There was also a correlation between where institutional purchases were heaviest and the availability of homes: “in counties where the investor share was higher than the national average, listings were down 7% year-over-year as of March 2022, and in counties where the investor share was lower than the national average, listings were down just 4% year-over-year. Texas led all states with the highest share of institutional buyers (28%), followed by Georgia (19%), Oklahoma (18%), Alabama (18%) and Mississippi (17%).”

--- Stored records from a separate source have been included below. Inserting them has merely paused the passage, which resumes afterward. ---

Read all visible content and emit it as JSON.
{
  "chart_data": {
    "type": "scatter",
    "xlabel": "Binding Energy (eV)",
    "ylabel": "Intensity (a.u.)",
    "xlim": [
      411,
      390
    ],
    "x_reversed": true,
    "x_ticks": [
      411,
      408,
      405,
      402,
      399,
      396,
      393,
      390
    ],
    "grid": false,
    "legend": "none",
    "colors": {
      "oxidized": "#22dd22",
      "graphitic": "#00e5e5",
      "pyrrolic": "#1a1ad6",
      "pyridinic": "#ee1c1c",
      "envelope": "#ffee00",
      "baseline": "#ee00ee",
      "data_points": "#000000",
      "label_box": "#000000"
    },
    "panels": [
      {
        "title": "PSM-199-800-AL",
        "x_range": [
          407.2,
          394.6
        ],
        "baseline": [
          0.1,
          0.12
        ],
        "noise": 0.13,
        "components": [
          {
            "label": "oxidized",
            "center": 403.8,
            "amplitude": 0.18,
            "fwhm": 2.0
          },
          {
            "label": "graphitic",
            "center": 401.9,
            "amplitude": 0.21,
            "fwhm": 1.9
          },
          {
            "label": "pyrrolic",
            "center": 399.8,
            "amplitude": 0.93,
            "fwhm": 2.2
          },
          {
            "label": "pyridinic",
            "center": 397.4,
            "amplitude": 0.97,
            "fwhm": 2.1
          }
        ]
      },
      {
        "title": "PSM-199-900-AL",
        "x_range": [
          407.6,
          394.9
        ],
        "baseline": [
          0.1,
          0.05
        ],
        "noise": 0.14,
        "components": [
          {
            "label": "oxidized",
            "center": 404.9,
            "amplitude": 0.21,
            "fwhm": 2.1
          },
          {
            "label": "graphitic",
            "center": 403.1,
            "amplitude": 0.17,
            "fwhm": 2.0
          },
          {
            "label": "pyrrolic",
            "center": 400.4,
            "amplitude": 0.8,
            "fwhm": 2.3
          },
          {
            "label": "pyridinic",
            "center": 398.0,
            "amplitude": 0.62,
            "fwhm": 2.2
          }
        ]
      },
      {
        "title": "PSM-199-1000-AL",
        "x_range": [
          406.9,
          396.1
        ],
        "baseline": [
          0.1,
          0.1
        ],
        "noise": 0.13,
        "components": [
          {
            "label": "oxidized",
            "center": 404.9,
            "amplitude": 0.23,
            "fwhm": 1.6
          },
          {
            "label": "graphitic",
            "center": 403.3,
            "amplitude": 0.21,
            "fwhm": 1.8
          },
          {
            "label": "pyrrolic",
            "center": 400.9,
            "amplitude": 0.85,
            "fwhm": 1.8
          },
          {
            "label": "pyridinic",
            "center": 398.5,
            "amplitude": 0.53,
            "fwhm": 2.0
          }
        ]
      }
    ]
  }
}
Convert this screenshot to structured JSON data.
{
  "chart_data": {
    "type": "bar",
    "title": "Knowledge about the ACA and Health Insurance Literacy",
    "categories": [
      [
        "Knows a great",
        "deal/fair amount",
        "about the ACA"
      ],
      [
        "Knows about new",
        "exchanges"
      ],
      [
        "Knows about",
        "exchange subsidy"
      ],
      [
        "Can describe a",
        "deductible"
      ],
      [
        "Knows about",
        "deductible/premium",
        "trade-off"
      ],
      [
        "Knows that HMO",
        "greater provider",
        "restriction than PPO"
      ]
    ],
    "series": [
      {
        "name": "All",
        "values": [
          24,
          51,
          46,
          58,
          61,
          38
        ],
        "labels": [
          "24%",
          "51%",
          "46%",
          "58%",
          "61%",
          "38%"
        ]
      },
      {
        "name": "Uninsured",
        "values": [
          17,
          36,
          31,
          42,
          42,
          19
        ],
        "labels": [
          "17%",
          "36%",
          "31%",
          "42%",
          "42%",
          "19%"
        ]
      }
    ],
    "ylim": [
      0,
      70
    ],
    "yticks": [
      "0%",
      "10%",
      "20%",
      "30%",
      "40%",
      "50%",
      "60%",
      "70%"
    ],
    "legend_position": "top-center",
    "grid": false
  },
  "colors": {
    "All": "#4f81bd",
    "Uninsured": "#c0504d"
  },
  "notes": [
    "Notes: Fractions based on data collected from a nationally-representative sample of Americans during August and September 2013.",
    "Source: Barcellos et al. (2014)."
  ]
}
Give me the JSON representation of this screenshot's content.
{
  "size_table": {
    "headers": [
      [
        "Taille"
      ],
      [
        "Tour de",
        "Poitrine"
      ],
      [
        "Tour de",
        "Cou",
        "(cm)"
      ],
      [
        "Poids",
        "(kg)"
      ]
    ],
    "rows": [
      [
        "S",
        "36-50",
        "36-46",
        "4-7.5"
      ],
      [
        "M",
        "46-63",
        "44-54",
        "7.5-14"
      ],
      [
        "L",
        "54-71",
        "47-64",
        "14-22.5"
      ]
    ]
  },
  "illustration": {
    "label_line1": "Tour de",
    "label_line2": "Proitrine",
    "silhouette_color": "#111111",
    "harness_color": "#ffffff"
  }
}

In addition, median prices that institutional investors paid were about 26% lower than the median prices in the same states. “The difference could be due to differences in quality of homes being purchased, as suggested by the NAR survey where 42% of respondents reported that institutional investors were purchasing homes that needed repair,” the analysis noted. “States with a higher share of institutional buyers than nationally had a lower price difference of 20% while states with a lower share of institutional buyers had a price difference of 30%, which indicates that more competition among institutional investors tends to push up their price offers.”

A second major finding was that institutional buyers tended to purchase homes in areas with strong housing and rental markets as well as high incomes. Additionally, there was a correlation between institutional purchases and “a high density of minority groups especially Black households, with twice as many Black households in markets with higher share of institutional buyers.”

The third major finding conflicted with the image of institutional buyers simply outbidding individuals for houses. The offer price is about the same as non-institutional buyers, but they “offer cash and services that home sellers prefer.”